Je *rentre* à l'université le 4 Octobre

ps la phrase



> avec son temps de 9"56 Hussein Bolot est définitivement* rentré* dans l'histoire de l'Athlétisme


 ne me choque pas non plus mais je séche quant à te donner une préférence, disons qu'elle n'est pas fausse ....

Attendre les prochains posts !!!!


----------



## matoupaschat

"Rentrer dans l'histoire" ne me choque pas non plus.


----------



## roquette

Bonjour,
Dans cette phrase "Il a rentré son vélo dans le garage", pourrait-on utiliser "entrer" tout simplement? Pourquoi ici l'auteur du livre utilise-t-il "rentrer" au lieu d'"entrer".
Quelles sont les diffférences de sens entre "entrer" et "rentrer" en français? Je ne le comprends pas très bien...
Et si c'était par exemple: "Il a entré ces données dans l'ordinateur", faudrait-il dire plutôt: "il a rentré ces données dans l'ordinateur"?
Un grand merci pour votre aide

Note de modération : cette nouvelle question a été ajoutée à un fil précédent (règle 1).


----------



## Roméo31

Bonsoir,



> Dans cette phrase "Il a rentré son vélo dans le garage", pourrait-on utiliser "entrer" tout simplement? Pourquoi ici l'auteur du livre utilise-t-il "rentrer" au lieu d'"entrer".
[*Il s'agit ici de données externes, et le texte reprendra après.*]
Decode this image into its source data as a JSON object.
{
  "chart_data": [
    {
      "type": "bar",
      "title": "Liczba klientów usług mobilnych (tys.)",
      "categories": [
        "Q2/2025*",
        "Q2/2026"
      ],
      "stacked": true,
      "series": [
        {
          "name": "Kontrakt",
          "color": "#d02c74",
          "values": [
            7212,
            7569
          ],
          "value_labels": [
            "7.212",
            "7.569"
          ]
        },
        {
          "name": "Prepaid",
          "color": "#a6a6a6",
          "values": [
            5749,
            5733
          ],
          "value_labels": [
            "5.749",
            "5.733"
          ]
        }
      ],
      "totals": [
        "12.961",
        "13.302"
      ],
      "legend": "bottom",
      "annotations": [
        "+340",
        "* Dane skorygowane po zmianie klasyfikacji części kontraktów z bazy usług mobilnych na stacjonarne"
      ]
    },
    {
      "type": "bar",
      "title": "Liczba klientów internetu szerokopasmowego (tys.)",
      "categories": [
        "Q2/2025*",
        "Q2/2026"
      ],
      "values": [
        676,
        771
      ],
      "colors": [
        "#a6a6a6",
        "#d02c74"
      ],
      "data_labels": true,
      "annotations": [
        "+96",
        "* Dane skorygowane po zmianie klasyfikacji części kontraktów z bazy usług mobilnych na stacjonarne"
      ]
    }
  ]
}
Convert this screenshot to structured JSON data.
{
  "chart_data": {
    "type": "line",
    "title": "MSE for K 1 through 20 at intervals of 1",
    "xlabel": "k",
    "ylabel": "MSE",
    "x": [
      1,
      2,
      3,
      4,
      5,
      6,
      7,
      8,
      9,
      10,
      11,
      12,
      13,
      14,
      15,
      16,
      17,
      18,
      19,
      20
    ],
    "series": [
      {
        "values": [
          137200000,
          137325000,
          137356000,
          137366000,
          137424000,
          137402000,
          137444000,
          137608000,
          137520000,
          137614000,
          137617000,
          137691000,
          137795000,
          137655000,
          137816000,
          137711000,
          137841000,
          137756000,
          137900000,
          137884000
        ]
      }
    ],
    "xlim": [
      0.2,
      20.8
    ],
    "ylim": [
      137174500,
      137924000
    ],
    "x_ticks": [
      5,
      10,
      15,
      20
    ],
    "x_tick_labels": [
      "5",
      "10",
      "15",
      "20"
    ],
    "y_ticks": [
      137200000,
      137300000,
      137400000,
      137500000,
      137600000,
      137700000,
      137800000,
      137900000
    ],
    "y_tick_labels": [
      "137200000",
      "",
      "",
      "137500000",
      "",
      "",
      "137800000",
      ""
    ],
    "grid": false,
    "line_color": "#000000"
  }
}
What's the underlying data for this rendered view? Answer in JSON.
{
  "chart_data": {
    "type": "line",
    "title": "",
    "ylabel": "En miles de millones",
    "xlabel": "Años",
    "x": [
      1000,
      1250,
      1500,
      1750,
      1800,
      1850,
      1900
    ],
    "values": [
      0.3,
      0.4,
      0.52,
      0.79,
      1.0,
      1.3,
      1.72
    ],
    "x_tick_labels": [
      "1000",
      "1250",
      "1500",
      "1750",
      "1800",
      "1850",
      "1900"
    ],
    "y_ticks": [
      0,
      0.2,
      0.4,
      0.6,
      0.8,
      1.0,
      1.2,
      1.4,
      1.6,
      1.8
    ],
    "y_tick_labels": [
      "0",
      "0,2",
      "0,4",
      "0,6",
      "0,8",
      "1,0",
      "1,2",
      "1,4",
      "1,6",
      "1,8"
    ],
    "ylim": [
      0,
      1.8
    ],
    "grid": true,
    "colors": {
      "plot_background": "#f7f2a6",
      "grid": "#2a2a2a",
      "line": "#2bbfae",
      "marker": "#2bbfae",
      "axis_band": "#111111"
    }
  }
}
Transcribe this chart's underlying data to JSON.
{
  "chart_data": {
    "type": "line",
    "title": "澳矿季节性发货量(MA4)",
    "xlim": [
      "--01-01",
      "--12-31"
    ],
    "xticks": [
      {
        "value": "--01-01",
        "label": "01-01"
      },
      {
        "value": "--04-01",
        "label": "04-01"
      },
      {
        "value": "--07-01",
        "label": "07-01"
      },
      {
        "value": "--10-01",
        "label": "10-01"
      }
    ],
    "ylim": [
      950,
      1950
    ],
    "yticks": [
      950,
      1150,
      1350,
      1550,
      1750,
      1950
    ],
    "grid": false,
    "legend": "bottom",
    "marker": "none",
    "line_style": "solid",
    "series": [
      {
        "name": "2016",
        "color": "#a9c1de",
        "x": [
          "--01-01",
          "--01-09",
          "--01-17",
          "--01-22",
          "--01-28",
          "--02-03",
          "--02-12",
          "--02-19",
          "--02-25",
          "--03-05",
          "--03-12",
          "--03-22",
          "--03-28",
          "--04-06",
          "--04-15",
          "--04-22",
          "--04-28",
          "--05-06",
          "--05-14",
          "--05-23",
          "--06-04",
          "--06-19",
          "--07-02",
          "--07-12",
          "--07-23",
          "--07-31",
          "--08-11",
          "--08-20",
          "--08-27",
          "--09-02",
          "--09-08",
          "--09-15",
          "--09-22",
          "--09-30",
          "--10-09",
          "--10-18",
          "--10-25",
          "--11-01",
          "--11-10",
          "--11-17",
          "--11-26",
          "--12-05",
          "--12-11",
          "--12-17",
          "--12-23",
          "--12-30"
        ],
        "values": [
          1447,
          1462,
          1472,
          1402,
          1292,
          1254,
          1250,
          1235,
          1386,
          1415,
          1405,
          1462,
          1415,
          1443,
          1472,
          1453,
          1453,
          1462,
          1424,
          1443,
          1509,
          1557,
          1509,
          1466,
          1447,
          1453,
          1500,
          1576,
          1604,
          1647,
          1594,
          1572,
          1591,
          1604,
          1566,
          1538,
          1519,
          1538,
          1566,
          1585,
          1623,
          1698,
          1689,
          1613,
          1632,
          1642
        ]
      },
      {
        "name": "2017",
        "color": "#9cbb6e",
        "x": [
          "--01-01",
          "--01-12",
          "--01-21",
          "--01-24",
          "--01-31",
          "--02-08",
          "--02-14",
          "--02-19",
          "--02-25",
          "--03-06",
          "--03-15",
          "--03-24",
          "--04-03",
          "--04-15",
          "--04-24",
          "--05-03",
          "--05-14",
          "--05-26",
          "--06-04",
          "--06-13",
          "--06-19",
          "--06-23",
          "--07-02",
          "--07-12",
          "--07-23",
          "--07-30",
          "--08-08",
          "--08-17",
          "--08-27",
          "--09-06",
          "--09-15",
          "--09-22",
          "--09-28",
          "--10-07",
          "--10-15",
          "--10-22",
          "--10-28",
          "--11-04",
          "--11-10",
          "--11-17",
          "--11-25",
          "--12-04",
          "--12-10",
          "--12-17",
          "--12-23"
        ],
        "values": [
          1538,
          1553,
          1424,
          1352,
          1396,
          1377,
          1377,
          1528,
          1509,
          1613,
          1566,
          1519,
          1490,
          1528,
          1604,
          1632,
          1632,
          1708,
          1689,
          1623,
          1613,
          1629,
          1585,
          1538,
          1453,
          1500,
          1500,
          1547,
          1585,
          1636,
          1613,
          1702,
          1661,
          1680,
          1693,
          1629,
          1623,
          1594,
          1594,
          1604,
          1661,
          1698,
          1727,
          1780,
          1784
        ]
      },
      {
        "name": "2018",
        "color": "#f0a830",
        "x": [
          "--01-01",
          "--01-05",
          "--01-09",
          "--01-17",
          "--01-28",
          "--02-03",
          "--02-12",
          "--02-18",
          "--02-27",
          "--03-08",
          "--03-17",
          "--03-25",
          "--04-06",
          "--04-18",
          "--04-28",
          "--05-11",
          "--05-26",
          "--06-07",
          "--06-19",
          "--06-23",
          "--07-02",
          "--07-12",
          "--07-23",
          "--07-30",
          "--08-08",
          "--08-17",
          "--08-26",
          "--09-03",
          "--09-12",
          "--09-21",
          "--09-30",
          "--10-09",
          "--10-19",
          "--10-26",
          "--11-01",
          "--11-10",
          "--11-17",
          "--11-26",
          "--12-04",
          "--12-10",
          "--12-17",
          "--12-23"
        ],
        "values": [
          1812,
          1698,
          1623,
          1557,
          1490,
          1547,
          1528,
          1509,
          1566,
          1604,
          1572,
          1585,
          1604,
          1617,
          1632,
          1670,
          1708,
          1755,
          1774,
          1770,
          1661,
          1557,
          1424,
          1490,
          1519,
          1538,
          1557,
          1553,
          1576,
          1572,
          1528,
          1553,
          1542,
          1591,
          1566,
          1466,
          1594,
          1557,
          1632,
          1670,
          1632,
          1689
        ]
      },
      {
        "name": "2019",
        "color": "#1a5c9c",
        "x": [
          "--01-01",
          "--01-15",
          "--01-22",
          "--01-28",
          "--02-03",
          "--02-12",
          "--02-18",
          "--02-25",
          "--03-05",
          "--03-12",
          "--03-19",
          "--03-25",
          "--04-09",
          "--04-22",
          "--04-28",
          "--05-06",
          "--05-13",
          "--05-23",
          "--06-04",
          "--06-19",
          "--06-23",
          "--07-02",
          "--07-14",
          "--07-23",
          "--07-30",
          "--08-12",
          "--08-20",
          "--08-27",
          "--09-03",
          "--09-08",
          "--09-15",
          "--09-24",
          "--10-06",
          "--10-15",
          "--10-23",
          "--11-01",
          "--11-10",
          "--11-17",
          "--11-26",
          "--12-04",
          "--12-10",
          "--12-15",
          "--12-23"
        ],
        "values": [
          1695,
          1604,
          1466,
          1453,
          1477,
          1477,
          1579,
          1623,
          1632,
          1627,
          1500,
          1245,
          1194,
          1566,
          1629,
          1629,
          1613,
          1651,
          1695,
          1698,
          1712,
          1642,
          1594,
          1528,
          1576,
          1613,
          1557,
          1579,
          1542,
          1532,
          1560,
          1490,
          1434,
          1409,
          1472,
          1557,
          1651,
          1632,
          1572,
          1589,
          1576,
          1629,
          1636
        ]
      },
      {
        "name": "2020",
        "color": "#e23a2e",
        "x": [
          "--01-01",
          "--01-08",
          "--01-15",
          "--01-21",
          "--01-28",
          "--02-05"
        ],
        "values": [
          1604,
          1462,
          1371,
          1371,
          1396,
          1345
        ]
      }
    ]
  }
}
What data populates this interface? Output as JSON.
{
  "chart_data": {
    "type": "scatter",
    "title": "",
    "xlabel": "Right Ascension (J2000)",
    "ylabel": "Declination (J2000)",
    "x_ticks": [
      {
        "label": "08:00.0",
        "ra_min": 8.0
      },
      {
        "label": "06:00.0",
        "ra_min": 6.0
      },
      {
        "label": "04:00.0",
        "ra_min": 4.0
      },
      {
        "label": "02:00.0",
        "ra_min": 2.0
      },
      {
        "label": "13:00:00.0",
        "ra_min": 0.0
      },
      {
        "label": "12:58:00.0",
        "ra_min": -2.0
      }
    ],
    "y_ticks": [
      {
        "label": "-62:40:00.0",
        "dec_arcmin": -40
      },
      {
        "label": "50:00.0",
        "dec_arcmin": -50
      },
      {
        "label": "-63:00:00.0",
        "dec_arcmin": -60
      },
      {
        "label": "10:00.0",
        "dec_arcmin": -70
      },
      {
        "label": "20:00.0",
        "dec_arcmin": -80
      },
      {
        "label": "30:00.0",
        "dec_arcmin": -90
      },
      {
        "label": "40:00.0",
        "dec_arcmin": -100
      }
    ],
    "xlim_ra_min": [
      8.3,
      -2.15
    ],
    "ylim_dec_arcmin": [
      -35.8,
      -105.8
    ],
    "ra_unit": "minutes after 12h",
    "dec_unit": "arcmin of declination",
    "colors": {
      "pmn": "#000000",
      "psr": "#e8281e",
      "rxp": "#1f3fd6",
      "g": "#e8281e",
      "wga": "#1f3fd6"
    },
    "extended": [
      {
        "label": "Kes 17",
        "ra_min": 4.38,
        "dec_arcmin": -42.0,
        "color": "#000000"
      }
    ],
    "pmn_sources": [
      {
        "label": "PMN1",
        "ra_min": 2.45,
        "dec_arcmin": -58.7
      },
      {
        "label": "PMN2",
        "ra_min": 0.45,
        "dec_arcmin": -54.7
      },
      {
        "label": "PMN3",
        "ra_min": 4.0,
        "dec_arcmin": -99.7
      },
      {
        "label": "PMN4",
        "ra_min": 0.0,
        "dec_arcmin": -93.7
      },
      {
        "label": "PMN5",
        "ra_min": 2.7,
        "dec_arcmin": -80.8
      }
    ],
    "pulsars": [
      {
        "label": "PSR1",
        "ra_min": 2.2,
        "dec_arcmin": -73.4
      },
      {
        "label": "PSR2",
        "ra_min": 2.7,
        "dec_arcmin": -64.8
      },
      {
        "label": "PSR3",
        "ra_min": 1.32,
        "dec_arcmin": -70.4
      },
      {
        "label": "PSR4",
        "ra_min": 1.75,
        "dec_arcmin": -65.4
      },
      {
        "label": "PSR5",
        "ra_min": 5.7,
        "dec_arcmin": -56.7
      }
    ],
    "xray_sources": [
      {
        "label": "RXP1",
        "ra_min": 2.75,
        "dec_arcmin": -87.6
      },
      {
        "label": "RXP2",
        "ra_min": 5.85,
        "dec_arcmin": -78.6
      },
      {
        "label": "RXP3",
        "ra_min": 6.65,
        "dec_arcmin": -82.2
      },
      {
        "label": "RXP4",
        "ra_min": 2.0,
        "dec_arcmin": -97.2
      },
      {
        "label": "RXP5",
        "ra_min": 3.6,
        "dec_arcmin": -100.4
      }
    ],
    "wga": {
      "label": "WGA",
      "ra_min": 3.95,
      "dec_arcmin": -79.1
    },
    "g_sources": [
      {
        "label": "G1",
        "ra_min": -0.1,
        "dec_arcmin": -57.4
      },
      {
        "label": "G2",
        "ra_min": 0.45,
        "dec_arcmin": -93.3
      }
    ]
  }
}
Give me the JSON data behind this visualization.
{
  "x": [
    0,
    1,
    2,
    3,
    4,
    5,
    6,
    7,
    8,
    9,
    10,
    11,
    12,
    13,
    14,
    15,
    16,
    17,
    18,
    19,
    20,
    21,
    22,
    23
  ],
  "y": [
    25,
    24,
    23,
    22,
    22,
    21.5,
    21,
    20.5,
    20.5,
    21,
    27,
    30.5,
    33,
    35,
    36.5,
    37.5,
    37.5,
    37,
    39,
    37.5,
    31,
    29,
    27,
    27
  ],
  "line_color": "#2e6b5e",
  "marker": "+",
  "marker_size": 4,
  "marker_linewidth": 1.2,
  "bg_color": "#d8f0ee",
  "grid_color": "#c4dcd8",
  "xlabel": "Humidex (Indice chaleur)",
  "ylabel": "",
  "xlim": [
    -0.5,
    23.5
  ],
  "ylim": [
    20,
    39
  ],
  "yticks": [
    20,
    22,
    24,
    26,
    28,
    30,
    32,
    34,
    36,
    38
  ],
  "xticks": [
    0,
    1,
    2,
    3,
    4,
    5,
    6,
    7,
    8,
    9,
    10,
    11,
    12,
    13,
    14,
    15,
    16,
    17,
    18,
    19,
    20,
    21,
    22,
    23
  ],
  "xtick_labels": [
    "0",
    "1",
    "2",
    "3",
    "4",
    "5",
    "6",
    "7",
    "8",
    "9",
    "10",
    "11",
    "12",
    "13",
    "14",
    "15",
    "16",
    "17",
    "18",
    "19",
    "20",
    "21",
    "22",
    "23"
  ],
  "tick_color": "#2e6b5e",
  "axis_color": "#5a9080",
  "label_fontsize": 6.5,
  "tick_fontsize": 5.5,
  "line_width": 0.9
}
Pour exprimer l'idée de remettre qqch. dans un lieu d'où on l'a sorti, on emploie "rentrer" (cf., par ex., le TLFi, ci-dessous).



> Remettre une chose dans l'endroit d'où on l'a sortie, mettre à l'abri. _Rentrer les chaises dans la maison; *rentrer sa voiture au garage*_


.

Pour ta question générale, tu peux déjà consulter la discussion précédente.


----------



## roquette

[...]
Merci Roméo31. Justte une question: et si on met sa voiture dans un autre garage différent du sien dont on ne l'a pas sortie? Par exemple, un garçon va faire du baby-sitting et doit laisser son vélo dans le garage du maître/maîtresse de maison où il travaille. Vous utiliseriez entrer ou rentrer (je suppose que "entrer" d'après votre explication...
Je me demande encore si en français on dit vraiment "entrer des données dans l'ordinateur" (car rentrer d'après votre explication ne marcherait pas...)
Merci encore

Note de modération : Citation inutile du message précédent supprimée.


----------



## Roméo31

Bonsoir Roquette,

Bonne question !

J'emploierais également "rentrer" --> Il faut que je rentre ma voiture dans le garage de mon employeur.

C'est que "rentrer" ne s'emploie pas uniquement dans le sens d'_entrer de nouveau_ (cf. le TLFi ci-dessous).



> *4. *_Pop. _[*Ne présuppose pas le fait d'être sorti*; est en concurrence avec _entrer_]
> *a) Pénétrer dans. Rentrer dans un restaurant*.


  (C'est moi qui ai graissé.)


----------